US tech giants GE Lighting and Qualcomm have this week released a new type of LED light globe, with each one having a unique pulse pattern. These split-second pulses are so fast they’re imperceptible to the naked eye – but can be captured by the camera on a shopper’s smartphone or tablet.
An app on that smartphone or tablet, in turn, can identify where it is in a store based on these flicker patterns.
As a result, these flicker patterns can be used to trigger a range of features in a user’s device, including in-store navigation, suggested items, product information, and special offers.
3. Wired for sound
So what sort of potential is there for location-aware apps?
Recently, a Canberra-based design studio called APositive won an award for an app that responds to location data to play audio.
Its demonstration app, called Arboretum, tracks a user’s location around the National Arboretum in Canberra and plays different soundscapes play depending on what trees you are near. So standing near a cedar will produce a Himalayan soundscape, while there’s a Portuguese soundscape that plays for people standing near cork oak trees.
Now, imagine a technology such as this in a retail setting combined with the GE Lighting/Qualcomm smart globes. Perhaps customers with headphones could listen to a spiel about that new TV they’re standing next to as they move around a store, as information appears on the screen of their smartphone.
4. Smart technology pays
While mass adoption of the other three technologies on this list is still some way off, there is another place where mobile technology is revolutionising retail, and that’s the checkout queue.
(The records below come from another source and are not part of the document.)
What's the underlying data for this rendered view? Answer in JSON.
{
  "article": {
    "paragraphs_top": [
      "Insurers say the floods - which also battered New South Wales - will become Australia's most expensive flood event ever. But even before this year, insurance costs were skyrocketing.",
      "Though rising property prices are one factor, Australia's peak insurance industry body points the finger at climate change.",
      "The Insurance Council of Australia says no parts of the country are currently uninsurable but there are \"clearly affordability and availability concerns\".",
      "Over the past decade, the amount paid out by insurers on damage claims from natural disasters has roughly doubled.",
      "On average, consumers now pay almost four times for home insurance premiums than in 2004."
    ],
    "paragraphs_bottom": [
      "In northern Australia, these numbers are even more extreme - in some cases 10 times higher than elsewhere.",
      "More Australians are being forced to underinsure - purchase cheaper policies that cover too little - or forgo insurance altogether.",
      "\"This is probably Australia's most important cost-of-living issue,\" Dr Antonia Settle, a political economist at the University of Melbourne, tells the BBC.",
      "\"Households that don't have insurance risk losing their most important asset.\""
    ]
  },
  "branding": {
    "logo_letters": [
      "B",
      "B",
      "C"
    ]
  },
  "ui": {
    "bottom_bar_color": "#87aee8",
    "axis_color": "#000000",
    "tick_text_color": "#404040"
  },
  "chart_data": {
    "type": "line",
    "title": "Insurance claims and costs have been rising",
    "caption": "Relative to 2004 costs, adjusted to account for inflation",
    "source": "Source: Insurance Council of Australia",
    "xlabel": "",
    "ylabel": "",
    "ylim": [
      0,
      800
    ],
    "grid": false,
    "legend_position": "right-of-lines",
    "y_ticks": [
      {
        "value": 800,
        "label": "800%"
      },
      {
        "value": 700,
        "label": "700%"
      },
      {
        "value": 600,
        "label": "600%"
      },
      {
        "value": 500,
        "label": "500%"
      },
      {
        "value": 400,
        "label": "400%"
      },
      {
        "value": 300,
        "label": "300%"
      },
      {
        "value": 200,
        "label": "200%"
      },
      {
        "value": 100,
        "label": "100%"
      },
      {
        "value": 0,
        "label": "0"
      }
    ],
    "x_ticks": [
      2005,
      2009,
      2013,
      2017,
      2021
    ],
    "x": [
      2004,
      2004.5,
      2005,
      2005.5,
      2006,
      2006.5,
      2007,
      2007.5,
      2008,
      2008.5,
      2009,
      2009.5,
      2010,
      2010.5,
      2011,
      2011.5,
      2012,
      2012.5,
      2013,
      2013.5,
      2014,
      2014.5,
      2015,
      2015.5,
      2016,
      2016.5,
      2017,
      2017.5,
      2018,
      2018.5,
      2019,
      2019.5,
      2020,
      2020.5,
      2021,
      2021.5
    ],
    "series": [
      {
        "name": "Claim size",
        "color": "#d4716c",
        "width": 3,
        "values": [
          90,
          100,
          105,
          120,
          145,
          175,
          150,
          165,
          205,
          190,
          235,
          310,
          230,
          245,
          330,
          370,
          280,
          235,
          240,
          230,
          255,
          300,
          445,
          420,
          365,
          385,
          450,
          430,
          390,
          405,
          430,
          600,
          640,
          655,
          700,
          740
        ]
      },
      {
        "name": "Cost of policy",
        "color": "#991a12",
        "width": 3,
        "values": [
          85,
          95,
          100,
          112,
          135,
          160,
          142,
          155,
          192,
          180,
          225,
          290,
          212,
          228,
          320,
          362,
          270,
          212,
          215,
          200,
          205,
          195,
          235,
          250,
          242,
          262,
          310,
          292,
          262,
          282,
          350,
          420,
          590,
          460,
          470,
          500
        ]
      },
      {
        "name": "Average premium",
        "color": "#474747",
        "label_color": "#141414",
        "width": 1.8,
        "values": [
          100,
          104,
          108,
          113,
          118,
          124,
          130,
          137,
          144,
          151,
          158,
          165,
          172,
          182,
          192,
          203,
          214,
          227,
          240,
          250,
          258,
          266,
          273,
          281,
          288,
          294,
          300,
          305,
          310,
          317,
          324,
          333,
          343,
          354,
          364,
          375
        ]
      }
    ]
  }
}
Recently, I spoke to a Bendigo café owner who now takes his orders and payments on tablets. For payments, he uses the mobile payment platform Square, along with an app called Fresh KDS for taking orders.
Aside from the convenience of real-time tracking instead of pen and paper ordering, he has an online dashboard that checks how his sales are going if he can’t be in the store.
And in the very near future, mobile payment technologies such as Apple Pay and its rivals promise to make paying for sales as simple as tapping a smartphone against a tablet.
From tracking shoppers around your store, feeding special offers depending on which aisles they’re in, providing them with audio cues and allowing them to pay directly through an app, smartphones are set to revolutionise the in-store experience for shoppers over the coming years.